Elle ne cacha pas son étonnement. Elle avait peu de contact direct avec ses beaux-frères, à l’exception des réunions et des repas de famille, et Philippe ne l’avait pas habituée à un ton aussi sec et désinvolte.
–  Qu’est-ce qui se passe, Philippe ?
–  Je viens de découvrir à quel point Muriel est une salope. Anne soupira.
–  Si tu penses qu’elle est en train de s’envoyer en l’air quelque part, ce n’est pas impossible. Je n’aime pas dire du mal des absents, mais je dois reconnaître que ce serait assez son genre de nous faire tourner en bourrique pendant qu’elle prend du bon temps.
–  Je ne parlais pas de ça. Je pense qu’elle a vraiment été enlevée, dit Philippe.
–  En tous cas, ça ne serait pas arrivé si elle avait de meilleures fréquentations. Je ne serais pas autrement étonnée d’apprendre quand on la retrouvera que le coupable est un de ses amants de rencontre.

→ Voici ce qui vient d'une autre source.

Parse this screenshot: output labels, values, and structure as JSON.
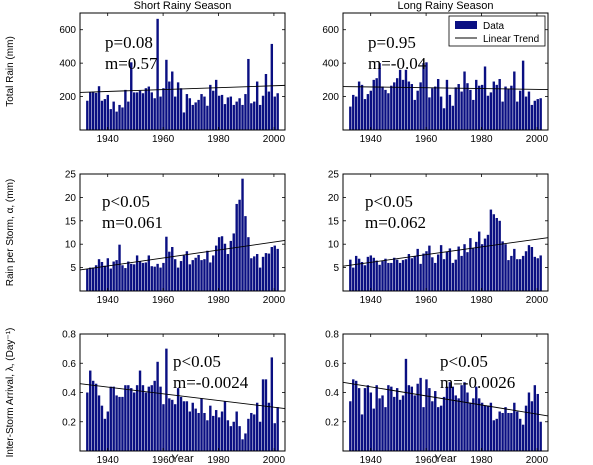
{
  "chart_data": [
    {
      "type": "bar",
      "column_title": "Short Rainy Season",
      "ylabel": "Total Rain (mm)",
      "xlabel": "",
      "xlim": [
        1930,
        2004
      ],
      "ylim": [
        0,
        700
      ],
      "xticks": [
        "1940",
        "1960",
        "1980",
        "2000"
      ],
      "yticks": [
        "200",
        "400",
        "600"
      ],
      "annotation": [
        "p=0.08",
        "m=0.57"
      ],
      "legend": null,
      "trend": [
        225,
        267
      ],
      "series": [
        {
          "name": "Data",
          "values": [
            175,
            225,
            230,
            222,
            262,
            175,
            185,
            210,
            125,
            170,
            110,
            150,
            135,
            240,
            170,
            405,
            225,
            225,
            235,
            220,
            250,
            260,
            225,
            190,
            665,
            200,
            250,
            420,
            290,
            350,
            200,
            285,
            250,
            105,
            215,
            190,
            150,
            165,
            180,
            215,
            200,
            145,
            270,
            235,
            300,
            205,
            210,
            155,
            195,
            200,
            150,
            170,
            190,
            150,
            215,
            425,
            160,
            170,
            290,
            150,
            205,
            335,
            230,
            515,
            200,
            220
          ]
        }
      ]
    },
    {
      "type": "bar",
      "column_title": "Long Rainy Season",
      "ylabel": "",
      "xlabel": "",
      "xlim": [
        1930,
        2004
      ],
      "ylim": [
        0,
        700
      ],
      "xticks": [
        "1940",
        "1960",
        "1980",
        "2000"
      ],
      "yticks": [
        "200",
        "400",
        "600"
      ],
      "annotation": [
        "p=0.95",
        "m=-0.04"
      ],
      "legend": {
        "data": "Data",
        "trend": "Linear Trend"
      },
      "trend": [
        260,
        242
      ],
      "series": [
        {
          "name": "Data",
          "values": [
            140,
            210,
            200,
            290,
            270,
            185,
            215,
            235,
            300,
            310,
            400,
            260,
            240,
            220,
            265,
            285,
            310,
            360,
            300,
            360,
            290,
            275,
            180,
            235,
            285,
            400,
            405,
            195,
            250,
            260,
            305,
            200,
            130,
            300,
            210,
            145,
            255,
            275,
            230,
            350,
            280,
            240,
            180,
            300,
            265,
            270,
            380,
            205,
            225,
            290,
            270,
            305,
            170,
            260,
            245,
            265,
            350,
            170,
            235,
            415,
            200,
            230,
            150,
            175,
            185,
            190
          ]
        }
      ]
    },
    {
      "type": "bar",
      "column_title": "",
      "ylabel": "Rain per Storm, α, (mm)",
      "xlabel": "",
      "xlim": [
        1930,
        2004
      ],
      "ylim": [
        0,
        25
      ],
      "xticks": [
        "1940",
        "1960",
        "1980",
        "2000"
      ],
      "yticks": [
        "5",
        "10",
        "15",
        "20",
        "25"
      ],
      "annotation": [
        "p<0.05",
        "m=0.061"
      ],
      "legend": null,
      "trend": [
        4.5,
        10.8
      ],
      "series": [
        {
          "name": "Data",
          "values": [
            4.7,
            5.0,
            5.0,
            5.5,
            6.8,
            6.2,
            5.4,
            7.0,
            4.8,
            6.3,
            6.6,
            9.9,
            5.5,
            4.9,
            6.3,
            5.8,
            5.7,
            7.6,
            6.4,
            6.0,
            6.1,
            7.6,
            5.3,
            5.2,
            5.8,
            5.0,
            6.0,
            11.6,
            8.4,
            9.4,
            6.8,
            5.0,
            6.4,
            7.6,
            8.5,
            5.7,
            6.6,
            7.1,
            7.7,
            6.6,
            6.8,
            8.6,
            6.1,
            7.6,
            9.7,
            11.5,
            11.7,
            10.1,
            7.9,
            10.7,
            12.3,
            18.6,
            19.5,
            24.0,
            16.0,
            11.5,
            7.0,
            7.4,
            7.9,
            5.0,
            7.3,
            8.1,
            8.0,
            9.4,
            9.7,
            9.0
          ]
        }
      ]
    },
    {
      "type": "bar",
      "column_title": "",
      "ylabel": "",
      "xlabel": "",
      "xlim": [
        1930,
        2004
      ],
      "ylim": [
        0,
        25
      ],
      "xticks": [
        "1940",
        "1960",
        "1980",
        "2000"
      ],
      "yticks": [
        "5",
        "10",
        "15",
        "20",
        "25"
      ],
      "annotation": [
        "p<0.05",
        "m=0.062"
      ],
      "legend": null,
      "trend": [
        5.3,
        11.4
      ],
      "series": [
        {
          "name": "Data",
          "values": [
            6.7,
            5.0,
            7.5,
            6.9,
            6.2,
            5.5,
            7.3,
            7.6,
            7.1,
            6.5,
            5.6,
            6.4,
            6.9,
            6.0,
            6.0,
            7.1,
            6.7,
            6.0,
            6.6,
            6.8,
            7.9,
            7.0,
            7.4,
            9.0,
            5.8,
            8.0,
            8.5,
            9.7,
            7.2,
            6.0,
            7.8,
            9.8,
            6.8,
            8.4,
            9.1,
            6.0,
            6.7,
            9.5,
            7.5,
            10.0,
            8.3,
            11.3,
            9.1,
            10.5,
            12.7,
            10.0,
            11.2,
            12.0,
            17.4,
            16.4,
            15.6,
            15.0,
            10.6,
            10.0,
            6.6,
            7.5,
            9.0,
            6.8,
            6.8,
            7.5,
            8.5,
            9.8,
            9.4,
            7.3,
            7.0,
            7.6
          ]
        }
      ]
    },
    {
      "type": "bar",
      "column_title": "",
      "ylabel": "Inter-Storm Arrival, λ, (Day⁻¹)",
      "xlabel": "Year",
      "xlim": [
        1930,
        2004
      ],
      "ylim": [
        0,
        0.8
      ],
      "xticks": [
        "1940",
        "1960",
        "1980",
        "2000"
      ],
      "yticks": [
        "0.2",
        "0.4",
        "0.6",
        "0.8"
      ],
      "annotation": [
        "p<0.05",
        "m=-0.0024"
      ],
      "legend": null,
      "trend": [
        0.46,
        0.29
      ],
      "series": [
        {
          "name": "Data",
          "values": [
            0.4,
            0.55,
            0.48,
            0.46,
            0.38,
            0.31,
            0.22,
            0.27,
            0.44,
            0.44,
            0.38,
            0.37,
            0.37,
            0.45,
            0.45,
            0.43,
            0.4,
            0.45,
            0.55,
            0.45,
            0.4,
            0.44,
            0.45,
            0.48,
            0.61,
            0.44,
            0.32,
            0.7,
            0.36,
            0.35,
            0.32,
            0.43,
            0.37,
            0.34,
            0.34,
            0.27,
            0.33,
            0.29,
            0.26,
            0.36,
            0.26,
            0.21,
            0.31,
            0.24,
            0.28,
            0.23,
            0.27,
            0.34,
            0.21,
            0.17,
            0.2,
            0.27,
            0.17,
            0.08,
            0.12,
            0.22,
            0.26,
            0.25,
            0.33,
            0.2,
            0.49,
            0.49,
            0.33,
            0.64,
            0.19,
            0.3
          ]
        }
      ]
    },
    {
      "type": "bar",
      "column_title": "",
      "ylabel": "",
      "xlabel": "Year",
      "xlim": [
        1930,
        2004
      ],
      "ylim": [
        0,
        0.8
      ],
      "xticks": [
        "1940",
        "1960",
        "1980",
        "2000"
      ],
      "yticks": [
        "0.2",
        "0.4",
        "0.6",
        "0.8"
      ],
      "annotation": [
        "p<0.05",
        "m=-0.0026"
      ],
      "legend": null,
      "trend": [
        0.47,
        0.24
      ],
      "series": [
        {
          "name": "Data",
          "values": [
            0.34,
            0.49,
            0.48,
            0.43,
            0.25,
            0.43,
            0.45,
            0.4,
            0.29,
            0.45,
            0.36,
            0.38,
            0.3,
            0.45,
            0.44,
            0.37,
            0.43,
            0.35,
            0.38,
            0.63,
            0.45,
            0.44,
            0.38,
            0.46,
            0.5,
            0.3,
            0.49,
            0.43,
            0.34,
            0.41,
            0.3,
            0.31,
            0.37,
            0.44,
            0.47,
            0.44,
            0.38,
            0.36,
            0.45,
            0.47,
            0.4,
            0.33,
            0.36,
            0.44,
            0.36,
            0.33,
            0.31,
            0.31,
            0.33,
            0.21,
            0.22,
            0.27,
            0.26,
            0.3,
            0.26,
            0.26,
            0.33,
            0.27,
            0.22,
            0.18,
            0.31,
            0.4,
            0.34,
            0.45,
            0.39,
            0.2
          ]
        }
      ]
    }
  ]
}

–  Parce que Samuel se comporte mieux qu’elle, tu trouves ? dit Philippe, premier étonné de prendre face à Anne la défense de sa femme.

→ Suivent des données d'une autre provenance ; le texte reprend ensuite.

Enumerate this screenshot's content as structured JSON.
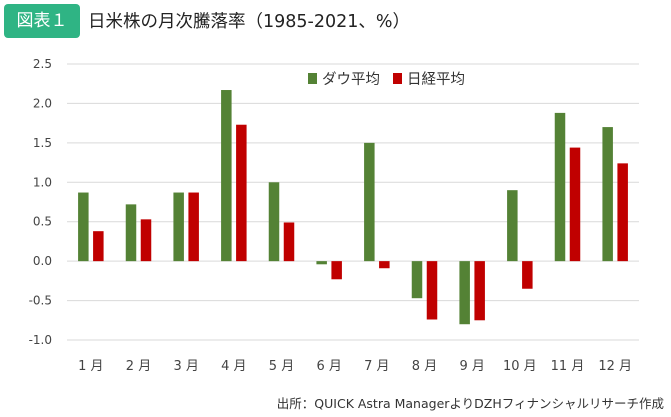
{
  "badge": "図表１",
  "title": "日米株の月次騰落率（1985-2021、%）",
  "source": "出所：QUICK Astra ManagerよりDZHフィナンシャルリサーチ作成",
  "colors": {
    "badge": "#2fb484",
    "dow": "#548235",
    "nikkei": "#c00000"
  },
  "chart_data": {
    "type": "bar",
    "categories": [
      "1月",
      "2月",
      "3月",
      "4月",
      "5月",
      "6月",
      "7月",
      "8月",
      "9月",
      "10月",
      "11月",
      "12月"
    ],
    "category_display": [
      "1 月",
      "2 月",
      "3 月",
      "4 月",
      "5 月",
      "6 月",
      "7 月",
      "8 月",
      "9 月",
      "10 月",
      "11 月",
      "12 月"
    ],
    "series": [
      {
        "name": "ダウ平均",
        "color": "#548235",
        "values": [
          0.87,
          0.72,
          0.87,
          2.17,
          1.0,
          -0.04,
          1.5,
          -0.47,
          -0.8,
          0.9,
          1.88,
          1.7
        ]
      },
      {
        "name": "日経平均",
        "color": "#c00000",
        "values": [
          0.38,
          0.53,
          0.87,
          1.73,
          0.49,
          -0.23,
          -0.09,
          -0.74,
          -0.75,
          -0.35,
          1.44,
          1.24
        ]
      }
    ],
    "ylim": [
      -1.0,
      2.5
    ],
    "yticks": [
      "2.5",
      "2.0",
      "1.5",
      "1.0",
      "0.5",
      "0.0",
      "-0.5",
      "-1.0"
    ],
    "grid": true,
    "legend_position": "top-center"
  }
}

–  Au moins il y met les formes.
–  Ah, il y met les formes… Avec les stagiaires qu’il baise sur le tapis de son bureau, tu veux dire ?
–  Je t’en prie, Philippe ! J’ai horreur de ce langage, tu le sais bien !

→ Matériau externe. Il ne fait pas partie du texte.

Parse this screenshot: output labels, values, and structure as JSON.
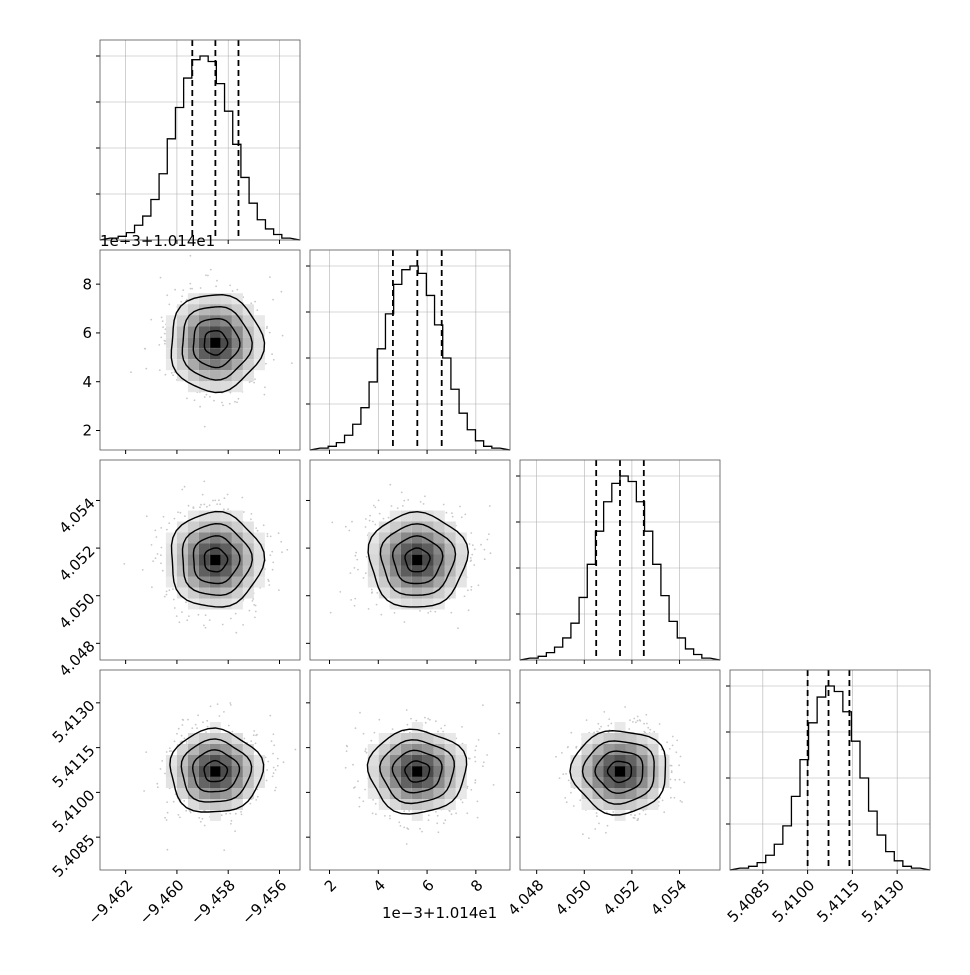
{
  "chart_data": {
    "type": "corner",
    "description_free": true,
    "parameters": [
      {
        "range": [
          -9.463,
          -9.4552
        ],
        "ticks": [
          -9.462,
          -9.46,
          -9.458,
          -9.456
        ],
        "tick_labels": [
          "−9.462",
          "−9.460",
          "−9.458",
          "−9.456"
        ],
        "quantiles": [
          -9.4594,
          -9.4585,
          -9.4576
        ],
        "mean": -9.4585,
        "sd": 0.0009,
        "hist_max": 1.0,
        "hist_ticks": [
          0.25,
          0.5,
          0.75,
          1.0
        ],
        "offset_label": ""
      },
      {
        "range": [
          1.2,
          9.4
        ],
        "ticks": [
          2,
          4,
          6,
          8
        ],
        "tick_labels": [
          "2",
          "4",
          "6",
          "8"
        ],
        "quantiles": [
          4.6,
          5.6,
          6.6
        ],
        "mean": 5.6,
        "sd": 1.0,
        "hist_max": 1.0,
        "hist_ticks": [
          0.25,
          0.5,
          0.75,
          1.0
        ],
        "offset_label": "1e−3+1.014e1"
      },
      {
        "range": [
          4.0473,
          4.0557
        ],
        "ticks": [
          4.048,
          4.05,
          4.052,
          4.054
        ],
        "tick_labels": [
          "4.048",
          "4.050",
          "4.052",
          "4.054"
        ],
        "quantiles": [
          4.0505,
          4.0515,
          4.0525
        ],
        "mean": 4.0515,
        "sd": 0.001,
        "hist_max": 1.0,
        "hist_ticks": [
          0.25,
          0.5,
          0.75,
          1.0
        ],
        "offset_label": ""
      },
      {
        "range": [
          5.4074,
          5.4141
        ],
        "ticks": [
          5.4085,
          5.41,
          5.4115,
          5.413
        ],
        "tick_labels": [
          "5.4085",
          "5.4100",
          "5.4115",
          "5.4130"
        ],
        "quantiles": [
          5.41,
          5.4107,
          5.4114
        ],
        "mean": 5.4107,
        "sd": 0.0007,
        "hist_max": 1.0,
        "hist_ticks": [
          0.25,
          0.5,
          0.75,
          1.0
        ],
        "offset_label": ""
      }
    ],
    "histograms": [
      [
        0.01,
        0.02,
        0.04,
        0.08,
        0.13,
        0.22,
        0.36,
        0.55,
        0.72,
        0.88,
        0.98,
        1.0,
        0.97,
        0.85,
        0.7,
        0.52,
        0.34,
        0.2,
        0.11,
        0.06,
        0.03,
        0.01
      ],
      [
        0.01,
        0.02,
        0.04,
        0.08,
        0.14,
        0.23,
        0.37,
        0.55,
        0.74,
        0.9,
        0.98,
        1.0,
        0.96,
        0.84,
        0.68,
        0.5,
        0.33,
        0.2,
        0.11,
        0.05,
        0.02,
        0.01
      ],
      [
        0.01,
        0.02,
        0.04,
        0.07,
        0.12,
        0.2,
        0.34,
        0.52,
        0.7,
        0.86,
        0.96,
        1.0,
        0.97,
        0.86,
        0.7,
        0.52,
        0.35,
        0.21,
        0.12,
        0.06,
        0.03,
        0.01
      ],
      [
        0.01,
        0.02,
        0.04,
        0.08,
        0.14,
        0.24,
        0.4,
        0.6,
        0.8,
        0.94,
        1.0,
        0.97,
        0.86,
        0.7,
        0.5,
        0.32,
        0.19,
        0.1,
        0.05,
        0.02,
        0.01
      ]
    ],
    "contour_levels_sigma": [
      0.5,
      1.0,
      1.5,
      2.0
    ],
    "grid": true,
    "colors": {
      "line": "#000000",
      "points": "#c8c8c8",
      "grid": "#b0b0b0",
      "background": "#ffffff"
    }
  }
}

–  Ou alors quand il baise ma femme – sa belle-sœur – depuis bientôt vingt ans ?
Cette fois, Anne resta silencieuse.
–  Tu es toujours là ? dit Philippe.
–  Oui. Je pense que tu te trompes. Samuel n’aime que les femmes jeunes, et excuse-moi, Muriel, toute pimpante qu’elle soit, a passé depuis longtemps la limite d’âge, du moins en ce qui concerne ton frère.
–  Bon, tu as peut-être raison pour ce qui est d’aujourd’hui, mais pour ce qui est du début des années 2000, elle avait à peine trente ans, et je suis formel. J’ai des preuves. Anne resta silencieuse.
–  Tu es toujours là, Anne ?
–  Admettons, dit-elle enfin. Et ?
–  Et rien. J’avais envie de partager cette nouvelle avec quelqu’un, et tu me parais la mieux placée. On était sans doute les deux seuls à l’ignorer en ville. Cette petite erreur est réparée. Au fait… Tu as une idée de la raison pour laquelle il tenait tant à me faire épouser sa maîtresse ?
–  Philippe…
–  C’est vrai que tu as une grosse fortune personnelle, et un nom extrêmement respecté ici… Il ne tenait pas du tout à divorcer, je n’avais pas pensé à ça… Quel con !
–  Tu vas faire quoi ? dit Anne. Un scandale ? En ce moment ?
–  Muriel est hors de portée pour le moment, elle a disparu. Par contre, si Samuel est dans les parages, je vais peut-être le tuer…
–  Tu n’es pas sérieux.
–  Je ne sais pas. Bonne nuit chère belle-sœur.
Il raccrocha.
Anne entendit à cet instant la porte de la maison s’ouvrir.
Elle gagna l’entrée, et vit son mari monter l’escalier d’un pas lourd. Le beau Samuel, qu’elle avait été si fière d’emmener devant l’autel, trente et quelques années plus tôt. Le père de Nicolas, son fils chéri… Le maire triomphalement élu d’une grande ville… Cette loque.
Elle monta derrière lui, le vit entrer dans sa chambre, et s’écrouler sur le lit. Elle regagna le rez-de-chaussée, prit dans un tiroir de la salle à manger la petite clé qui fermait l’armoire aux armes, écarta un des battants et sortit du râtelier le fusil de chasse Beretta que son père avait fait faire à ses mesures, trente-cinq ans plus tôt, pour ses dix-huit ans. Une petite plaque qui portait son prénom et son nom était vissée sur le côté de l’arme. Elle prit deux cartouches de chevrotine, cassa le fusil et glissa les cartouches dans leur logement, referma le fusil d’un coup sec et le glissa au creux de son coude. Anne remonta les marches et se dirigea vers la chambre. Samuel n’avait pas bougé. Elle pointa le double canon superposé contre la nuque de son mari et appuya simultanément sur les deux détentes.
Elle trembla, se secoua et regarda ses mains vides, convulsivement serrées. Samuel ronflait. Jamais elle n’aurait le courage d’accomplir l’acte qu’elle avait un instant fantasmé.